We can’t take cyber-war or cyber-terrorism seriously until someone takes on the role of Eddie Slovik. This controversial serviceman (or woman) will be put to death for the capital crime of deserting the military in time of cyber war. This cyber desertion needs to be taken seriously, too — no crackpots allowed. And just for the record: Capt. Robby Williams is not this man!

“War is hell,” folks, and these things are the cancers that metastasize on every true battlefield.

We can’t take cyber-war or cyber-terrorism seriously until someone takes on the role of John T. Neufeld. This serviceman (or woman) will be conscripted against his will to fight for his sovereign in a cyber war, and will ironically go on to earn highest military honors despite being a conscientious objector. His objector status and his medals need to be taken seriously, too — no crackpots allowed.

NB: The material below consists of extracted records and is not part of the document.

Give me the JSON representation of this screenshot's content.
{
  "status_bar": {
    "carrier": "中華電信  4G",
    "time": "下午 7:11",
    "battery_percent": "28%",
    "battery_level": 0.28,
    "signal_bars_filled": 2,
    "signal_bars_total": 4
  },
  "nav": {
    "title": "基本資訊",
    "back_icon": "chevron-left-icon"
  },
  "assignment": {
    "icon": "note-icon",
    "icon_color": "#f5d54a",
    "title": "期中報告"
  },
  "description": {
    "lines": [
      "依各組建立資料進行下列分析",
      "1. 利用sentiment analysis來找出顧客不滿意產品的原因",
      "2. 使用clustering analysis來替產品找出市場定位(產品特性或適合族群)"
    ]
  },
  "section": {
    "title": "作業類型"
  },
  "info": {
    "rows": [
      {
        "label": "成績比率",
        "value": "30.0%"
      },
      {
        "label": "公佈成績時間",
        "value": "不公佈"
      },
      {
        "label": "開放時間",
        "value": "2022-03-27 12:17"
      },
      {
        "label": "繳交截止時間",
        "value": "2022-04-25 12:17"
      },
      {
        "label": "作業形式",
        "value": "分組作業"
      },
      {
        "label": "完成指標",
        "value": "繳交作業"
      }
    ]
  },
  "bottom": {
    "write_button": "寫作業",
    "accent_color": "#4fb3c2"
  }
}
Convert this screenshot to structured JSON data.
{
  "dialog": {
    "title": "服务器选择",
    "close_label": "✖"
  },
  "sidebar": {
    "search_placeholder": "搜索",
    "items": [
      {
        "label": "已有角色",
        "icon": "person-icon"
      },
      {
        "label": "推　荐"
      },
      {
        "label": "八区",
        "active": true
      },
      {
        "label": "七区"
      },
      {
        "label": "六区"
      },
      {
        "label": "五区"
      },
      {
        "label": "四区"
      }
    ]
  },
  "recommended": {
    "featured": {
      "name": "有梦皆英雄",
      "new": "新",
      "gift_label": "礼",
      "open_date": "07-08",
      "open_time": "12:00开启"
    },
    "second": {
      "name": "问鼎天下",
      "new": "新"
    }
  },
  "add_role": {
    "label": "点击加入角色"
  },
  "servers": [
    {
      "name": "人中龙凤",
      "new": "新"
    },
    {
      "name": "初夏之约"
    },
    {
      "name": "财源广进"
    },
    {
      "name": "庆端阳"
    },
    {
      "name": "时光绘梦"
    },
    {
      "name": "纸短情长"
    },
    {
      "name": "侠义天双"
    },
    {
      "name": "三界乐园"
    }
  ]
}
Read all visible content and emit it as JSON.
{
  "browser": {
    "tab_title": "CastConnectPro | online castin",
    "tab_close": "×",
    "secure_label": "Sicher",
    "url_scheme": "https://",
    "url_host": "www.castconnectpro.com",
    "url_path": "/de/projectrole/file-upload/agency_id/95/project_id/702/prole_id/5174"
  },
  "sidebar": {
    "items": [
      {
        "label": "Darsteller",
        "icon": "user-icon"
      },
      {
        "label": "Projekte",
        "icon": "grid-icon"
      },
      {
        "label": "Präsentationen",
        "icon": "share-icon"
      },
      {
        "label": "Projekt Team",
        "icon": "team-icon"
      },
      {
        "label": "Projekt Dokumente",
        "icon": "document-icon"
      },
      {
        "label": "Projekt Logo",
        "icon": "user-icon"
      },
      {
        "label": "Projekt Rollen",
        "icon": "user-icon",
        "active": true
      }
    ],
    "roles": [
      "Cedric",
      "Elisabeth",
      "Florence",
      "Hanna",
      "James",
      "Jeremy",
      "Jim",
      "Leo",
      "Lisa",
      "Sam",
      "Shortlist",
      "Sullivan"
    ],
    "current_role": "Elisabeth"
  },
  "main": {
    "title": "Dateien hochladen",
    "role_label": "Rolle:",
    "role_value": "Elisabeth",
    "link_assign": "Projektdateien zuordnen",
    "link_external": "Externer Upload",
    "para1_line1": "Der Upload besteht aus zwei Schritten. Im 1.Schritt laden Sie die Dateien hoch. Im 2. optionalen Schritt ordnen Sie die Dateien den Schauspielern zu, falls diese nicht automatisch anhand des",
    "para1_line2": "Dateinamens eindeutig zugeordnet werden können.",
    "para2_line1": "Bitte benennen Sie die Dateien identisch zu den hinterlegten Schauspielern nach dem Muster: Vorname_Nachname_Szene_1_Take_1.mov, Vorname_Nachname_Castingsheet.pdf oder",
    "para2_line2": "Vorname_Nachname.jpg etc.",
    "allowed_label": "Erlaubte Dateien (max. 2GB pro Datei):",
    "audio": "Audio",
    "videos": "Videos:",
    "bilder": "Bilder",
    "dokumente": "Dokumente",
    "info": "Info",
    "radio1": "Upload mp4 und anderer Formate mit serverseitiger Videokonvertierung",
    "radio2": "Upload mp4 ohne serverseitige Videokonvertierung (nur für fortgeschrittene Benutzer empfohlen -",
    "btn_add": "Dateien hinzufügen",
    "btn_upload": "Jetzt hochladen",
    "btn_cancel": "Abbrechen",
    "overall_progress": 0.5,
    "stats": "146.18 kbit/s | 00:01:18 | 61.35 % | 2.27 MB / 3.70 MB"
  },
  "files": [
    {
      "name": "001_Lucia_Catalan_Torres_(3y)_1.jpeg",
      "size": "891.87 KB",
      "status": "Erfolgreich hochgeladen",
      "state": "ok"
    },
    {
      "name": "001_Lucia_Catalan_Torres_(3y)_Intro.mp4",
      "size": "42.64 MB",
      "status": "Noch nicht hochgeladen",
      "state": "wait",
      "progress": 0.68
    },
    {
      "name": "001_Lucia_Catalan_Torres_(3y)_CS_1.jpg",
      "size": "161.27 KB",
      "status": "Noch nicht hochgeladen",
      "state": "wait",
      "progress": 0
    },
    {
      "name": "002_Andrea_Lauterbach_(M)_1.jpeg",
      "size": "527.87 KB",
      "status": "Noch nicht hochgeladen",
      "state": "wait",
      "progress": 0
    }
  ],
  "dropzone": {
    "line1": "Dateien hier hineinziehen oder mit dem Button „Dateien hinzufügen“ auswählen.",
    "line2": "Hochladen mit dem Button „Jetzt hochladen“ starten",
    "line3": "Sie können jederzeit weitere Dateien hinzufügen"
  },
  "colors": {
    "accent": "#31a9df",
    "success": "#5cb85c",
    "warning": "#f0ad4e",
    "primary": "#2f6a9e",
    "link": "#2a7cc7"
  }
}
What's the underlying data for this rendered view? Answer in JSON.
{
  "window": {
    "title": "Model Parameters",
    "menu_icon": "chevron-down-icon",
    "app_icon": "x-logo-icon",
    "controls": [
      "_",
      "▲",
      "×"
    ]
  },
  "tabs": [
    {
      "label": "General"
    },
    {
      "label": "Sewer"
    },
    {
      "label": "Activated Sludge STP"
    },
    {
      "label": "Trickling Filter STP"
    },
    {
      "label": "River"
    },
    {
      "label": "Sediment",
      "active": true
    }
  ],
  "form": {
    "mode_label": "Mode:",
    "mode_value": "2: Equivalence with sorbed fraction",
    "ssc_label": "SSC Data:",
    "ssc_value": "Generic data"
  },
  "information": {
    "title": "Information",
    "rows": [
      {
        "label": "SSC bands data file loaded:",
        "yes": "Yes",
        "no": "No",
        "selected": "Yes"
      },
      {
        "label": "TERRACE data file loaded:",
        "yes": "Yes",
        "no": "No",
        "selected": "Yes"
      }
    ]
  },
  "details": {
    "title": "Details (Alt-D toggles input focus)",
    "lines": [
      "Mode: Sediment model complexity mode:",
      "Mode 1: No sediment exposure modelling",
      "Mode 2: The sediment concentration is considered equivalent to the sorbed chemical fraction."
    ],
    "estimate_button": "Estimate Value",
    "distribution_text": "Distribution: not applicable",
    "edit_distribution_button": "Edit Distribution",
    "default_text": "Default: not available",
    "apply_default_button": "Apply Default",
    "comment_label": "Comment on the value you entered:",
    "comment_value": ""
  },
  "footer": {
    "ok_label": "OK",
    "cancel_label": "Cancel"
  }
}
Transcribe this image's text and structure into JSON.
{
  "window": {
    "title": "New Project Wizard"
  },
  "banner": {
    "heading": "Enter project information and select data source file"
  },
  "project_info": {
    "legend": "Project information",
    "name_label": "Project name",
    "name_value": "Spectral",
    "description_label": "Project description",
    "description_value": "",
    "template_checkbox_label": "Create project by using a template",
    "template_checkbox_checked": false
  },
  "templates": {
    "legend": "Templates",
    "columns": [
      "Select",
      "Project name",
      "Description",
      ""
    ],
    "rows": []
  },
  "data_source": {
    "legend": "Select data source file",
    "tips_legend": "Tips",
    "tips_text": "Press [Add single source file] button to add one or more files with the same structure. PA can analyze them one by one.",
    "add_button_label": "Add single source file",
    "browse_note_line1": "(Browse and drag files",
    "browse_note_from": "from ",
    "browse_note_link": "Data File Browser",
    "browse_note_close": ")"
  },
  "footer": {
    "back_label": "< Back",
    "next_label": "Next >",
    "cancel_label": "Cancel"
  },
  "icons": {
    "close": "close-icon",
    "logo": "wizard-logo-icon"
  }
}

We can’t take cyber-war or cyber-terrorism seriously until we get a steady stream of heart-wrenching camaraderie photos from the front lines of the cyber battlefield. “War is hell,” as they say, but cyber-war is lucrative. Those who served in battle squads in Vietnam & Iraq & Afghanistan faced difficulties when they transitioned to civilian life. Military skills don’t always find a place in the corporate world, and some soldiers still fight the demons that haunt them. Contrast this to members of “cyber squads” who enjoy unlimited options for success when they move on. Some launch their own firms; others retire to the cushy life as a government civil servant; the rest turn to a long list of corporate recruiters. A “heart-wrenching” camaraderie photo from a cyber war must be taken seriously — no snark allowed.

A camaraderie photo from the 609th Information Warfare Squadron reveals people who went on to become Cisco’s Director of Engineering, Akamai’s CSO, a leader at USAF’s cyber operations school, the commander who built the Joint Task Force for Computer & Network Defense, Symantec experts, a senior SANS instructor, an internationally lauded computer security critic… That’s not “heart-wrenching.”

We can’t take cyber-war or cyber-terrorism seriously until someone takes on the role of Lance Cpl. Harry Lew. This person will take his (or her) own life, right on the cyber battlefield, to escape persecution within his own unit. A cyber suicide must be taken seriously, too — no crackpot deaths allowed. And just for the record: Jamie Magers is not this man!


Mankind has always known land & sea warfare. We only recently came to know air & space warfare — it took WWII for us to see the skies as a battlefield.

We can’t take cyber-war or cyber-terrorism seriously until deserters receive death sentences at court martial … until conscientious objectors earn boolean gratitudes … and until cyber soldiers kill themselves to escape persecution within the ranks.

“War is hell,” folks, and these things are the cancers that metastasize on every true battlefield.